Wann:
8. November 2018 um 19:00 – 23:45
2018-11-08T19:00:00+01:00
2018-11-08T23:45:00+01:00
Kontakt:
KULTUR U. FILMFÖRDERVEREIN HAGEN I.W.E.V
0151/40542912

Eine beeindruckend große Anzahl an Kurzfilmen wurde dem Organisationsteam des 6. Hagener
Kurzfilmfestivals „Eat My Shorts“ eingereicht und übertraf alle Erwartungen. Damit hat sich „Eat My Shorts“
erfolgreich in Deutschlands Kurzfilmfestivalszene etabliert und einen großen Stellenwert in diesem Genre
erlangt. Auch in diesem Jahr verleiht wieder eine hochkarätige Jury den Filmpreis „ADAM“ und Preisgelder.

ERÖFFNUNGSFILM: „Sie nannten ihn Spencer“ (FSK 6 J.)

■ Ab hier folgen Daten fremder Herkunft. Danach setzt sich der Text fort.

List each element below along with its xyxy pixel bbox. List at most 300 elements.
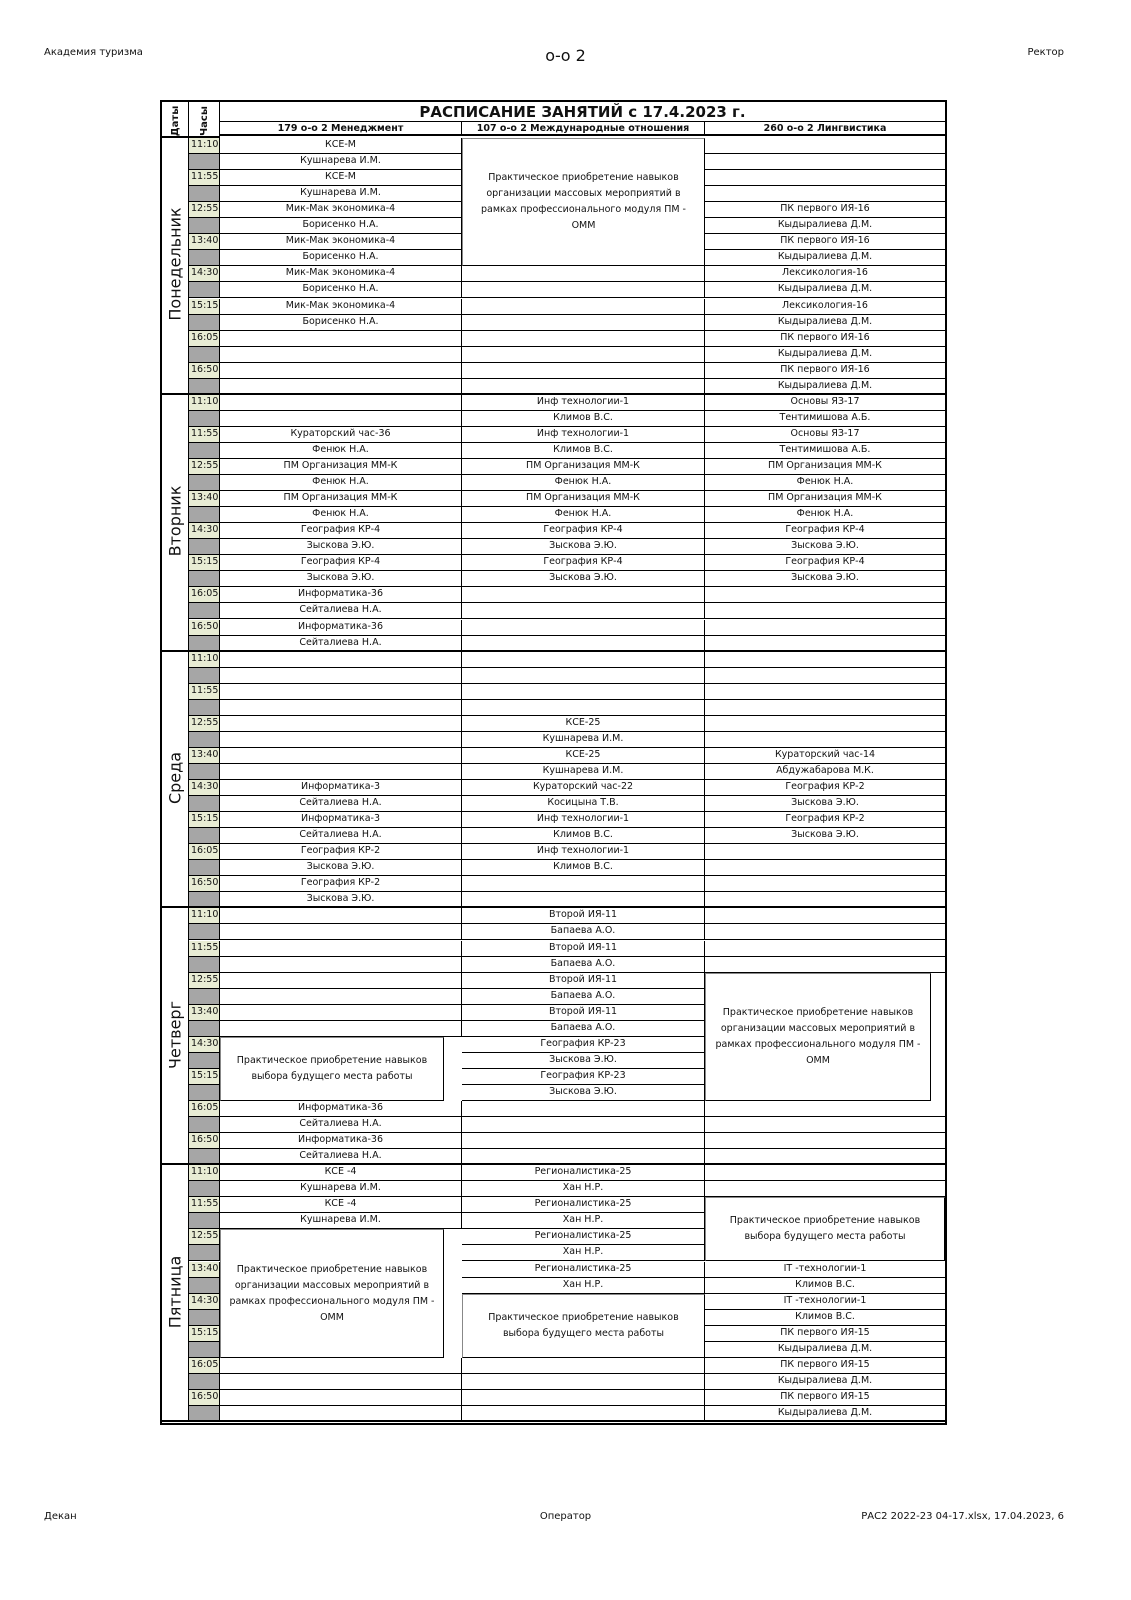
lesson-teacher <box>462 668 705 684</box>
lesson-teacher <box>705 603 945 619</box>
time-slot: 16:50 <box>189 1133 220 1149</box>
lesson-teacher: Фенюк Н.А. <box>462 475 705 491</box>
lesson-teacher <box>462 1374 705 1390</box>
time-slot: 14:30 <box>189 1037 220 1053</box>
time-slot: 11:10 <box>189 652 220 668</box>
lesson-teacher: Зыскова Э.Ю. <box>220 539 462 555</box>
time-slot: 11:55 <box>189 170 220 186</box>
time-slot: 14:30 <box>189 523 220 539</box>
lesson-subject: IT -технологии-1 <box>705 1294 945 1310</box>
lesson-teacher: Бапаева А.О. <box>462 1021 705 1037</box>
lesson-teacher: Кыдыралиева Д.М. <box>705 347 945 363</box>
lesson-subject <box>462 1133 705 1149</box>
lesson-subject <box>705 941 945 957</box>
lesson-teacher: Климов В.С. <box>705 1278 945 1294</box>
time-slot-shade <box>189 1149 220 1165</box>
lesson-subject: Второй ИЯ-11 <box>462 1005 705 1021</box>
time-slot-shade <box>189 443 220 459</box>
lesson-subject: География КР-2 <box>705 780 945 796</box>
lesson-subject: Информатика-36 <box>220 587 462 603</box>
lesson-teacher <box>220 1021 462 1037</box>
lesson-subject: Информатика-36 <box>220 620 462 636</box>
lesson-teacher <box>220 700 462 716</box>
lesson-teacher <box>220 668 462 684</box>
lesson-teacher: Кыдыралиева Д.М. <box>705 218 945 234</box>
time-slot: 13:40 <box>189 234 220 250</box>
lesson-teacher: Сейталиева Н.А. <box>220 603 462 619</box>
lesson-teacher <box>462 347 705 363</box>
lesson-teacher: Зыскова Э.Ю. <box>705 828 945 844</box>
lesson-teacher: Борисенко Н.А. <box>220 218 462 234</box>
lesson-subject: ПМ Организация ММ-К <box>705 491 945 507</box>
lesson-subject: Мик-Мак экономика-4 <box>220 299 462 315</box>
time-slot-shade <box>189 860 220 876</box>
lesson-teacher: Сейталиева Н.А. <box>220 636 462 652</box>
lesson-subject: Информатика-3 <box>220 812 462 828</box>
lesson-subject: ПМ Организация ММ-К <box>220 491 462 507</box>
lesson-teacher: Кушнарева И.М. <box>220 186 462 202</box>
lesson-teacher <box>220 347 462 363</box>
lesson-subject: КСЕ -4 <box>220 1197 462 1213</box>
lesson-subject <box>705 684 945 700</box>
lesson-subject: Инф технологии-1 <box>462 395 705 411</box>
header-rector: Ректор <box>1027 47 1064 58</box>
time-slot-shade <box>189 571 220 587</box>
lesson-subject: География КР-4 <box>705 555 945 571</box>
lesson-teacher: Кыдыралиева Д.М. <box>705 250 945 266</box>
lesson-teacher: Бапаева А.О. <box>462 924 705 940</box>
lesson-teacher: Фенюк Н.А. <box>462 507 705 523</box>
lesson-subject <box>705 1101 945 1117</box>
header-group-code: о-о 2 <box>545 46 586 65</box>
lesson-teacher <box>705 700 945 716</box>
time-slot: 13:40 <box>189 1262 220 1278</box>
lesson-subject <box>705 876 945 892</box>
lesson-teacher: Фенюк Н.А. <box>220 443 462 459</box>
lesson-subject <box>462 1390 705 1406</box>
time-slot-shade <box>189 732 220 748</box>
lesson-subject <box>462 1358 705 1374</box>
lesson-subject: Кураторский час-22 <box>462 780 705 796</box>
lesson-subject <box>462 652 705 668</box>
time-slot-shade <box>189 1181 220 1197</box>
time-slot: 15:15 <box>189 1069 220 1085</box>
lesson-teacher <box>220 924 462 940</box>
lesson-teacher <box>705 957 945 973</box>
lesson-teacher: Кыдыралиева Д.М. <box>705 315 945 331</box>
lesson-subject <box>220 748 462 764</box>
day-label: Среда <box>165 751 185 805</box>
col-hours-header: Часы <box>199 106 210 136</box>
time-slot-shade <box>189 636 220 652</box>
lesson-teacher <box>462 1149 705 1165</box>
time-slot: 16:50 <box>189 363 220 379</box>
lesson-teacher: Кыдыралиева Д.М. <box>705 379 945 395</box>
lesson-teacher <box>220 1374 462 1390</box>
lesson-subject: ПК первого ИЯ-16 <box>705 234 945 250</box>
footer-dean: Декан <box>44 1511 77 1522</box>
lesson-subject <box>220 652 462 668</box>
lesson-subject: ПК первого ИЯ-16 <box>705 202 945 218</box>
time-slot-shade <box>189 1406 220 1422</box>
lesson-subject: ПК первого ИЯ-16 <box>705 331 945 347</box>
lesson-subject: Мик-Мак экономика-4 <box>220 266 462 282</box>
lesson-subject: Лексикология-16 <box>705 299 945 315</box>
lesson-subject: ПК первого ИЯ-15 <box>705 1326 945 1342</box>
lesson-subject <box>220 1005 462 1021</box>
lesson-teacher: Бапаева А.О. <box>462 989 705 1005</box>
lesson-subject <box>705 844 945 860</box>
lesson-teacher: Фенюк Н.А. <box>705 507 945 523</box>
time-slot: 15:15 <box>189 299 220 315</box>
day-cell <box>162 138 189 395</box>
time-slot-shade <box>189 700 220 716</box>
lesson-teacher: Кушнарева И.М. <box>462 732 705 748</box>
lesson-subject <box>220 941 462 957</box>
time-slot: 16:50 <box>189 1390 220 1406</box>
lesson-teacher: Зыскова Э.Ю. <box>462 539 705 555</box>
time-slot: 11:10 <box>189 395 220 411</box>
header-institution: Академия туризма <box>44 47 143 58</box>
lesson-subject <box>705 1165 945 1181</box>
lesson-subject <box>462 876 705 892</box>
lesson-teacher <box>462 892 705 908</box>
lesson-subject: Второй ИЯ-11 <box>462 908 705 924</box>
lesson-teacher: Климов В.С. <box>462 828 705 844</box>
lesson-subject: Информатика-36 <box>220 1133 462 1149</box>
time-slot: 12:55 <box>189 1229 220 1245</box>
lesson-subject: География КР-2 <box>705 812 945 828</box>
lesson-subject: Кураторский час-36 <box>220 427 462 443</box>
time-slot: 14:30 <box>189 266 220 282</box>
lesson-subject <box>462 684 705 700</box>
time-slot: 11:55 <box>189 684 220 700</box>
lesson-subject: ПМ Организация ММ-К <box>220 459 462 475</box>
lesson-teacher <box>462 636 705 652</box>
lesson-teacher: Зыскова Э.Ю. <box>705 571 945 587</box>
time-slot: 11:10 <box>189 908 220 924</box>
time-slot-shade <box>189 379 220 395</box>
lesson-teacher: Фенюк Н.А. <box>220 475 462 491</box>
time-slot-shade <box>189 924 220 940</box>
lesson-subject: Мик-Мак экономика-4 <box>220 202 462 218</box>
lesson-subject: Информатика-36 <box>220 1101 462 1117</box>
time-slot-shade <box>189 1117 220 1133</box>
lesson-teacher: Абдужабарова М.К. <box>705 764 945 780</box>
lesson-subject <box>705 1133 945 1149</box>
lesson-subject: Второй ИЯ-11 <box>462 973 705 989</box>
footer-file-info: РАС2 2022-23 04-17.xlsx, 17.04.2023, 6 <box>861 1511 1064 1522</box>
lesson-subject <box>705 620 945 636</box>
time-slot-shade <box>189 989 220 1005</box>
time-slot-shade <box>189 218 220 234</box>
lesson-subject: География КР-4 <box>462 523 705 539</box>
lesson-teacher <box>220 411 462 427</box>
day-label: Понедельник <box>165 207 185 321</box>
time-slot: 11:55 <box>189 427 220 443</box>
time-slot: 16:50 <box>189 620 220 636</box>
lesson-subject: Кураторский час-14 <box>705 748 945 764</box>
lesson-subject: КСЕ-М <box>220 170 462 186</box>
practice-block: Практическое приобретение навыков организации массовых мероприятий в рамках профессионального модуля ПМ - ОММ <box>705 973 931 1101</box>
lesson-subject: География КР-4 <box>220 555 462 571</box>
day-label: Вторник <box>165 485 185 557</box>
lesson-teacher <box>705 636 945 652</box>
lesson-subject <box>462 363 705 379</box>
time-slot-shade <box>189 282 220 298</box>
lesson-subject: Второй ИЯ-11 <box>462 941 705 957</box>
col-dates-header: Даты <box>170 105 181 137</box>
lesson-subject <box>462 299 705 315</box>
lesson-teacher <box>220 1406 462 1422</box>
lesson-teacher <box>220 732 462 748</box>
lesson-subject: Инф технологии-1 <box>462 844 705 860</box>
lesson-teacher: Зыскова Э.Ю. <box>220 892 462 908</box>
time-slot-shade <box>189 957 220 973</box>
time-slot-shade <box>189 892 220 908</box>
lesson-subject <box>462 1101 705 1117</box>
time-slot-shade <box>189 764 220 780</box>
time-slot: 12:55 <box>189 202 220 218</box>
lesson-teacher: Борисенко Н.А. <box>220 315 462 331</box>
time-slot-shade <box>189 186 220 202</box>
lesson-teacher: Зыскова Э.Ю. <box>705 796 945 812</box>
lesson-subject: Регионалистика-25 <box>462 1165 705 1181</box>
time-slot-shade <box>189 1278 220 1294</box>
lesson-subject <box>220 716 462 732</box>
time-slot: 16:05 <box>189 587 220 603</box>
time-slot: 15:15 <box>189 812 220 828</box>
lesson-subject: География КР-2 <box>220 876 462 892</box>
lesson-subject <box>220 1358 462 1374</box>
time-slot-shade <box>189 154 220 170</box>
time-slot-shade <box>189 796 220 812</box>
time-slot: 12:55 <box>189 973 220 989</box>
lesson-subject: Инф технологии-1 <box>462 812 705 828</box>
lesson-subject: ПК первого ИЯ-15 <box>705 1390 945 1406</box>
lesson-teacher <box>705 1181 945 1197</box>
lesson-teacher: Климов В.С. <box>462 860 705 876</box>
lesson-subject: ПМ Организация ММ-К <box>462 491 705 507</box>
time-slot: 16:50 <box>189 876 220 892</box>
col-hours-header-cell <box>189 102 220 138</box>
group-header-intl-relations: 107 о-о 2 Международные отношения <box>462 122 705 136</box>
lesson-teacher <box>705 1149 945 1165</box>
day-cell <box>162 395 189 652</box>
time-slot-shade <box>189 1053 220 1069</box>
lesson-subject: Регионалистика-25 <box>462 1262 705 1278</box>
lesson-teacher: Климов В.С. <box>462 411 705 427</box>
lesson-teacher <box>462 315 705 331</box>
time-slot: 11:10 <box>189 1165 220 1181</box>
lesson-subject: КСЕ-25 <box>462 748 705 764</box>
time-slot: 16:05 <box>189 331 220 347</box>
lesson-subject <box>462 331 705 347</box>
time-slot: 11:10 <box>189 138 220 154</box>
lesson-subject: Информатика-3 <box>220 780 462 796</box>
time-slot-shade <box>189 507 220 523</box>
lesson-teacher <box>705 924 945 940</box>
lesson-subject: География КР-4 <box>220 523 462 539</box>
lesson-teacher <box>462 603 705 619</box>
lesson-teacher: Зыскова Э.Ю. <box>462 571 705 587</box>
time-slot: 13:40 <box>189 491 220 507</box>
lesson-teacher: Тентимишова А.Б. <box>705 411 945 427</box>
time-slot: 13:40 <box>189 1005 220 1021</box>
lesson-teacher <box>705 154 945 170</box>
day-cell <box>162 652 189 909</box>
time-slot: 16:05 <box>189 1358 220 1374</box>
time-slot-shade <box>189 1374 220 1390</box>
lesson-teacher <box>462 282 705 298</box>
lesson-subject <box>220 331 462 347</box>
time-slot-shade <box>189 668 220 684</box>
lesson-subject: КСЕ-М <box>220 138 462 154</box>
lesson-subject <box>705 652 945 668</box>
lesson-teacher: Климов В.С. <box>462 443 705 459</box>
lesson-teacher: Кушнарева И.М. <box>220 154 462 170</box>
lesson-subject: ПК первого ИЯ-16 <box>705 363 945 379</box>
lesson-teacher: Зыскова Э.Ю. <box>705 539 945 555</box>
lesson-teacher <box>462 1406 705 1422</box>
group-header-linguistics: 260 о-о 2 Лингвистика <box>705 122 945 136</box>
lesson-teacher: Борисенко Н.А. <box>220 250 462 266</box>
lesson-teacher <box>220 379 462 395</box>
time-slot-shade <box>189 1021 220 1037</box>
lesson-subject <box>220 363 462 379</box>
time-slot: 16:05 <box>189 1101 220 1117</box>
lesson-teacher: Хан Н.Р. <box>462 1181 705 1197</box>
lesson-teacher: Сейталиева Н.А. <box>220 828 462 844</box>
lesson-subject: География КР-2 <box>220 844 462 860</box>
time-slot-shade <box>189 1310 220 1326</box>
lesson-teacher <box>462 1117 705 1133</box>
practice-block: Практическое приобретение навыков организации массовых мероприятий в рамках профессионального модуля ПМ - ОММ <box>462 138 705 266</box>
lesson-teacher: Кушнарева И.М. <box>220 1181 462 1197</box>
lesson-teacher: Фенюк Н.А. <box>705 475 945 491</box>
lesson-teacher: Хан Н.Р. <box>462 1213 705 1229</box>
lesson-teacher <box>705 668 945 684</box>
time-slot-shade <box>189 347 220 363</box>
lesson-teacher: Зыскова Э.Ю. <box>220 571 462 587</box>
lesson-subject <box>705 170 945 186</box>
lesson-teacher <box>705 860 945 876</box>
time-slot: 15:15 <box>189 555 220 571</box>
lesson-teacher: Кыдыралиева Д.М. <box>705 1342 945 1358</box>
lesson-subject: Регионалистика-25 <box>462 1229 705 1245</box>
lesson-teacher: Сейталиева Н.А. <box>220 1117 462 1133</box>
time-slot: 14:30 <box>189 1294 220 1310</box>
lesson-subject: КСЕ -4 <box>220 1165 462 1181</box>
time-slot: 12:55 <box>189 716 220 732</box>
time-slot-shade <box>189 1085 220 1101</box>
practice-block: Практическое приобретение навыков выбора будущего места работы <box>705 1197 945 1261</box>
time-slot: 11:55 <box>189 1197 220 1213</box>
lesson-teacher: Косицына Т.В. <box>462 796 705 812</box>
lesson-subject <box>220 395 462 411</box>
lesson-teacher: Кыдыралиева Д.М. <box>705 282 945 298</box>
lesson-subject: ПК первого ИЯ-15 <box>705 1358 945 1374</box>
lesson-subject: География КР-4 <box>462 555 705 571</box>
lesson-subject <box>220 684 462 700</box>
day-label: Четверг <box>165 1000 185 1069</box>
practice-block: Практическое приобретение навыков организации массовых мероприятий в рамках профессионального модуля ПМ - ОММ <box>220 1229 444 1357</box>
lesson-subject <box>705 908 945 924</box>
lesson-teacher <box>220 957 462 973</box>
time-slot: 16:05 <box>189 844 220 860</box>
time-slot-shade <box>189 603 220 619</box>
lesson-subject: Основы ЯЗ-17 <box>705 427 945 443</box>
lesson-subject <box>705 716 945 732</box>
lesson-teacher: Климов В.С. <box>705 1310 945 1326</box>
lesson-subject: География КР-23 <box>462 1037 705 1053</box>
lesson-subject <box>220 1390 462 1406</box>
practice-block: Практическое приобретение навыков выбора будущего места работы <box>462 1294 705 1358</box>
day-label: Пятница <box>165 1255 185 1328</box>
lesson-teacher: Кушнарева И.М. <box>462 764 705 780</box>
time-slot-shade <box>189 1342 220 1358</box>
lesson-subject: География КР-23 <box>462 1069 705 1085</box>
lesson-teacher: Борисенко Н.А. <box>220 282 462 298</box>
lesson-subject: География КР-4 <box>705 523 945 539</box>
lesson-teacher: Тентимишова А.Б. <box>705 443 945 459</box>
lesson-subject <box>462 587 705 603</box>
lesson-teacher: Бапаева А.О. <box>462 957 705 973</box>
lesson-subject <box>705 587 945 603</box>
lesson-teacher: Кушнарева И.М. <box>220 1213 462 1229</box>
time-slot-shade <box>189 315 220 331</box>
lesson-subject: Инф технологии-1 <box>462 427 705 443</box>
lesson-teacher: Сейталиева Н.А. <box>220 796 462 812</box>
day-cell <box>162 908 189 1165</box>
group-header-management: 179 о-о 2 Менеджмент <box>220 122 462 136</box>
lesson-subject <box>220 908 462 924</box>
lesson-subject: КСЕ-25 <box>462 716 705 732</box>
lesson-subject: ПМ Организация ММ-К <box>462 459 705 475</box>
lesson-teacher: Зыскова Э.Ю. <box>462 1053 705 1069</box>
time-slot: 13:40 <box>189 748 220 764</box>
lesson-teacher: Фенюк Н.А. <box>220 507 462 523</box>
day-cell <box>162 1165 189 1422</box>
lesson-subject: ПМ Организация ММ-К <box>705 459 945 475</box>
lesson-subject <box>462 266 705 282</box>
lesson-subject <box>705 138 945 154</box>
lesson-teacher: Зыскова Э.Ю. <box>462 1085 705 1101</box>
lesson-teacher <box>462 379 705 395</box>
practice-block: Практическое приобретение навыков выбора будущего места работы <box>220 1037 444 1101</box>
lesson-subject: Основы ЯЗ-17 <box>705 395 945 411</box>
lesson-teacher <box>705 732 945 748</box>
lesson-teacher <box>220 764 462 780</box>
time-slot: 15:15 <box>189 1326 220 1342</box>
lesson-teacher <box>705 892 945 908</box>
time-slot-shade <box>189 1213 220 1229</box>
lesson-teacher <box>462 700 705 716</box>
lesson-subject: Мик-Мак экономика-4 <box>220 234 462 250</box>
col-dates-header-cell <box>162 102 189 138</box>
schedule-grid <box>162 102 945 1423</box>
lesson-teacher <box>705 186 945 202</box>
time-slot: 14:30 <box>189 780 220 796</box>
lesson-subject <box>220 973 462 989</box>
lesson-subject: Регионалистика-25 <box>462 1197 705 1213</box>
time-slot-shade <box>189 411 220 427</box>
time-slot-shade <box>189 539 220 555</box>
time-slot: 12:55 <box>189 459 220 475</box>
schedule-title: РАСПИСАНИЕ ЗАНЯТИЙ с 17.4.2023 г. <box>220 102 945 122</box>
lesson-subject <box>462 620 705 636</box>
lesson-teacher: Кыдыралиева Д.М. <box>705 1374 945 1390</box>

Anwesend Regisseur Karl-Martin Pold und ein Überraschungsgast
Karten an der Kasse direkt im CineStar Hagen

Claude-Oliver Rudolph
„Eat my Shorts – von der grauen Maus zu einem impulsgebenden hochkarätigen Festival. Hier treffen sich nationale und internationale Stars wie z. B. Sonja Kirchberger, Nastassja Kinski, Inger Nielson, Ralph Richter und Katy Karrenbauer, um den Filmnachwuchs zu fördern. Ich selbst bin von Anfang an als Jurymitglied dabei und selbstverständlich kann sich Bernhard Steinkühler auch in der Zukunft auf meine Unterstützung verlassen.”

Uwe Fellensiek
„Das von Bernhard Steinkühler ins Leben gerufene Kurzfilm Festival in Hagen ist ein wichtiger Baustein für die Weiterentwicklung des deutschen Films. Der Kurzfilm soll jungen Regisseuren und Produzenten die Möglichkeit bieten, sich auf dem weitreichenden Gebiet des Filmemachens auszuprobieren und wichtige Erfahrungen zu sammeln. Eat my Shorts ist ein Paradebeispiel dafür und wird uns noch nachhaltig mit seinen Nominierten und Preisträgern in der Welt des Films vertreten.“

Katy Karrenbauer 
„Das Hagener Filmfestival ist ein liebevoll organisiertes Festival, für das sich Herr Bernhard Steinkühler verantwortlich zeigt. Im letzten Jahr, wie auch in den Vorjahren, wurden dort viele spannende Filme gezeigt, die ihr Publikum gefunden haben. Und genau darum macht man Festivals. Um Filme, die vielleicht von einem großen, breiten Publikum nicht gesehen werden, da sie in den großen Kinos nicht gezeigt werden, dennoch zeigen zu können. Danke an Bernhard Steinkühler für sein Engagement für dieses schöne Festival“.